Thursday, 24 May 2012

Memory management in java



When Each time an object is created in java it goes to area of memory known as heap. The primitive variables like int and double are allocated in the stack. If they are local method variables and in the heap. if they are member variables like fields of a class. In java methods local variables are pushed into stack when a method is invoked and stack pointer is decremented when a method call is completed.
In a multi-threaded application each thread will have its own stack but will share the same heap. This is why care should be taken in your code to avoid any concurrent access issue in the heap space. The stack is thread-safe because each thread will have its own stack, but the heap is not thread safe unless guarded with synchronization through your code.
A method in stack is re-entrant allowing multiple concurrent invocations that do not interface with each other. A function is recursive if it calls itself. Given enough stack space, recursive method calls are perfectly valid in java though it is tough to debug. Recursive functions are useful in removing iterations from many sorts of algorithms. All recursive functions are re-entrant but not all re-entrant are recursive. Idempotent methods are methods, which are written in such a way that repeated call to the same method with the same arguments yield same results. For example clustered EJBs, which are written with idempotent methods, can automatically recover from a server failure as long as it can reach another server.

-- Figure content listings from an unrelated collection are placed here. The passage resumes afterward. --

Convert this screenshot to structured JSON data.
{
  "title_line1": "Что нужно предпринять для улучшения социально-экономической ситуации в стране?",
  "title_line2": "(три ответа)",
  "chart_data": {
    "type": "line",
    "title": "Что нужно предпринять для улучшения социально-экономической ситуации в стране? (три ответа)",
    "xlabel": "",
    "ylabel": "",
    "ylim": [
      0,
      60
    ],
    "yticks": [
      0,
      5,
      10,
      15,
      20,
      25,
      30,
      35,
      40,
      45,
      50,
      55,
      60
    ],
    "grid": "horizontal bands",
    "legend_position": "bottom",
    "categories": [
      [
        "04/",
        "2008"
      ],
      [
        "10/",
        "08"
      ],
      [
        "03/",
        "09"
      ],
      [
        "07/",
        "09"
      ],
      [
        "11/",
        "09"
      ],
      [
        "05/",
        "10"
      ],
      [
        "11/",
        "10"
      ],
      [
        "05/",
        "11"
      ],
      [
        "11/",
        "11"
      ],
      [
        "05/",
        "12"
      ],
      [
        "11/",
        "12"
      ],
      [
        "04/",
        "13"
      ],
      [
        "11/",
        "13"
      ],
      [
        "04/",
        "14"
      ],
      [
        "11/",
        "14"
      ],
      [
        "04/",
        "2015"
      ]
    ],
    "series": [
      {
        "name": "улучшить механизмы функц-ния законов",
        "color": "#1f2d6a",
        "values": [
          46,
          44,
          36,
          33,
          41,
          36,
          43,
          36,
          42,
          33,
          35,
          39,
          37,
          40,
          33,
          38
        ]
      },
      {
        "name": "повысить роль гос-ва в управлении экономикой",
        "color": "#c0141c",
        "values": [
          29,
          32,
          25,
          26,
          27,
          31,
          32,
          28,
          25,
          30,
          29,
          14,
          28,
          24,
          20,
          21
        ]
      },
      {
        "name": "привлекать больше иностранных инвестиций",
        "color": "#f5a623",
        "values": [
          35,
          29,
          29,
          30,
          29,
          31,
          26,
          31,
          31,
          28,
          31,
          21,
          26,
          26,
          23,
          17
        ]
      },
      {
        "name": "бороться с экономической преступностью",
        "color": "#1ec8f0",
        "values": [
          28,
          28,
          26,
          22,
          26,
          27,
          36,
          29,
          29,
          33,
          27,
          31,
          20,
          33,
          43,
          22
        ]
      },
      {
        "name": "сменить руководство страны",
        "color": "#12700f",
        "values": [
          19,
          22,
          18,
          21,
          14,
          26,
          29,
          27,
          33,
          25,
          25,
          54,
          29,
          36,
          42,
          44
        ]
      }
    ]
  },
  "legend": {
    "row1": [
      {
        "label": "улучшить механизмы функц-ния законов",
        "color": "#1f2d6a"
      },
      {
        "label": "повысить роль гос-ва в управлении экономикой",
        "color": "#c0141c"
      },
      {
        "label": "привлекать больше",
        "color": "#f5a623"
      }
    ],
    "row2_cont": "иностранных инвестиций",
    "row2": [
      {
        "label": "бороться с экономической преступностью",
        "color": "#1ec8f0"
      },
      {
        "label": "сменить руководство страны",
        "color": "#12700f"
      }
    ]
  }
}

What is garbage collector?

When each time an object created in java, it goes into area of memory called as heap. The java heap is called the garbage collectable heap. The garbage collection cannot be forced. When garbage collector runs in low memory situations, it releases the memory allocated by an unreachable object. The garbage collector runs on a low priority daemon background thread. You can nicely ask the garbage collector to collect by calling Sysytem.gc() but you cannot force it.

What is unreachable object?

An object's life has no meaning unless something has reference to it. If you cannot reach it then you cannot ask it to something. Then the object becomes unreachable and the garbage collector will figure it out. Java automatically collects all the unreachable objects periodically and release the memory consumed by those unreachable objects to be used by the future reachable objects.